WATER DAMAGE: Floodwaters rushed onto this farm outside Richland, Pa., which damaged the corn crop.

As for vegetables and other crops, it depends on who you talk to. In the Sept. 2 Crop Progress Report, Judy Behney of Adams County, in the heart of Pennsylvania's fruit belt, said this year's apple yield will be normal and no significant problems have been reported, but quality is off due to the rain.

Things to watch for
September is a busy month. Most farmers will be out harvesting crops. Two big livestock shows, All-American and KILE, will take place in Harrisburg later this month. World Dairy Expo in Madison, Wis., is next month.

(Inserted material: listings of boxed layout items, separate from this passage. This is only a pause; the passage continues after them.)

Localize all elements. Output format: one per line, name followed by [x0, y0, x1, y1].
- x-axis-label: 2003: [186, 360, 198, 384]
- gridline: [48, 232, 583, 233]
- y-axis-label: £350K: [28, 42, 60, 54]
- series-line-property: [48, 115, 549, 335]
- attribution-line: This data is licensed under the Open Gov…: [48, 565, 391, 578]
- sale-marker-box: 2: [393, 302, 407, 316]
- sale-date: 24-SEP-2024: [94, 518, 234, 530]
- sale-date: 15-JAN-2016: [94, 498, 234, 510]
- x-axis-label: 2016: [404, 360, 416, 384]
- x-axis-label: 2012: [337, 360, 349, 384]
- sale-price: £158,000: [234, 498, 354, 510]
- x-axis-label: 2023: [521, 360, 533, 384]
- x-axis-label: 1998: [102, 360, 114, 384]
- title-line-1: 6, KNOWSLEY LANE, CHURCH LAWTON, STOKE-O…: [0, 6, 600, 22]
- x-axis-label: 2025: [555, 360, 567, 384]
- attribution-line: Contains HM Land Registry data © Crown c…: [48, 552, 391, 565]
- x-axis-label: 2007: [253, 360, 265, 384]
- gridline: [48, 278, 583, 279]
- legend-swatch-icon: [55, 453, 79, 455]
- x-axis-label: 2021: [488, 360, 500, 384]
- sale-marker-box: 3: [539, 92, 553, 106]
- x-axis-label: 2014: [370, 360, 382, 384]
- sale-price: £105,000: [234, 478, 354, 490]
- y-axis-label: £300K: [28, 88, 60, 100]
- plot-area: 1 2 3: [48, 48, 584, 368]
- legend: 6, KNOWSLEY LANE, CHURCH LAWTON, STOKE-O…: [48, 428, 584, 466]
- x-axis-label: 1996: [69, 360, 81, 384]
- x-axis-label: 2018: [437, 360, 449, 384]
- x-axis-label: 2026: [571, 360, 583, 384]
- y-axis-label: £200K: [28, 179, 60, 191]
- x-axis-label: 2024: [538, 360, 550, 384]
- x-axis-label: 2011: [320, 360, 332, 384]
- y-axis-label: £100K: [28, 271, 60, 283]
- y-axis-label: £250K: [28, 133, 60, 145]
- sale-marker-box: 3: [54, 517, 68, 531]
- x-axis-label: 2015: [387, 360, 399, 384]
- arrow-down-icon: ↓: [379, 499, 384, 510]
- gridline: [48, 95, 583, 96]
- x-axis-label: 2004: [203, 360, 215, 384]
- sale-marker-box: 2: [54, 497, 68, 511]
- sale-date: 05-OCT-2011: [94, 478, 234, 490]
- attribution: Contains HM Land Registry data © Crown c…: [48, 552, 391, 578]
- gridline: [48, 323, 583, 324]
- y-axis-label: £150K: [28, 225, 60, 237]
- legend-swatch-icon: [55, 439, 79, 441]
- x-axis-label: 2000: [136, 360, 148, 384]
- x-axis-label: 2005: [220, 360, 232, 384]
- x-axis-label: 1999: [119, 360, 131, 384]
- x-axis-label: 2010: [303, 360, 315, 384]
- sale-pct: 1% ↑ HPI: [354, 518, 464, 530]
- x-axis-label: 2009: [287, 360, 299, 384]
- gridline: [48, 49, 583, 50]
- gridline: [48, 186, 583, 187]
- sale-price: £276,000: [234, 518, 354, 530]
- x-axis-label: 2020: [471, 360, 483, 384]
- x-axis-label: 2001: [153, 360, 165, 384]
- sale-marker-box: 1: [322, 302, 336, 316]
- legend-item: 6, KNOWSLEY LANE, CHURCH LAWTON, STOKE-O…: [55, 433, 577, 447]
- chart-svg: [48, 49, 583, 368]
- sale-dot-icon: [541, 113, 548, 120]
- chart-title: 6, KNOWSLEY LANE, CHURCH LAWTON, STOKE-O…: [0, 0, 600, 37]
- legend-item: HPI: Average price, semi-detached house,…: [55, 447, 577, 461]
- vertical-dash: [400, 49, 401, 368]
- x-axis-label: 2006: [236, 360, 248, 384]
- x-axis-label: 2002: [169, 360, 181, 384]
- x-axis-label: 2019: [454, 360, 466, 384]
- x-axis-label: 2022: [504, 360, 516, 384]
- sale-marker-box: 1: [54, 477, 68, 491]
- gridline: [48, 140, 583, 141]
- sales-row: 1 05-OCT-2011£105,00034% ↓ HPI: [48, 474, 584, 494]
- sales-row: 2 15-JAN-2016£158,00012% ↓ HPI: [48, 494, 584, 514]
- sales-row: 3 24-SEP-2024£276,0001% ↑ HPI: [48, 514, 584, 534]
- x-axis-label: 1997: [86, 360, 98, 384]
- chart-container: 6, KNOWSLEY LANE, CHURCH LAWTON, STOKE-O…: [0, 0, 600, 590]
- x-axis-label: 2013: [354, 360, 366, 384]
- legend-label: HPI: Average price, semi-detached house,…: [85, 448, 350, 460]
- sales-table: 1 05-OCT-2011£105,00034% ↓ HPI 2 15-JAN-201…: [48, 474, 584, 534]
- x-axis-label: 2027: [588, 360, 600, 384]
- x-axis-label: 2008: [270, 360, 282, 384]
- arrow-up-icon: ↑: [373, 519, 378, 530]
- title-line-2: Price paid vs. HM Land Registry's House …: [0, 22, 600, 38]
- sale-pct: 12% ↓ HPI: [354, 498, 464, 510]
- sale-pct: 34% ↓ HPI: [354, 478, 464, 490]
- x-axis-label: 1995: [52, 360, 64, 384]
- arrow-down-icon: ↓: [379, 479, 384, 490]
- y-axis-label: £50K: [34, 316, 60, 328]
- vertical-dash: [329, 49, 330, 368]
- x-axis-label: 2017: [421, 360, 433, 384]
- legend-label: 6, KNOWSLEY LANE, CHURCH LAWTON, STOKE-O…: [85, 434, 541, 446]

Watch out for movement on the 2018 Farm Bill. The deadline to pass an on-time farm bill is the end of the month. We'll see if Congress can come up with something that both chambers can agree on and President Donald Trump will sign.

I interviewed Glenn "GT" Thompson at Ag Progress Days in August. He said that anything having to do with ag labor will have to pass outside the farm bill negotiations.

As for dairy, there are lots of ideas to fix the current pricing system and get farmers a better price. You can see more of these ideas online. I'm not holding my breath on an all-encompassing agreement to overhaul the way dairy is priced in this country, but maybe farmers and industry leaders will come up with a plan to at least move the industry forward to help improve prices.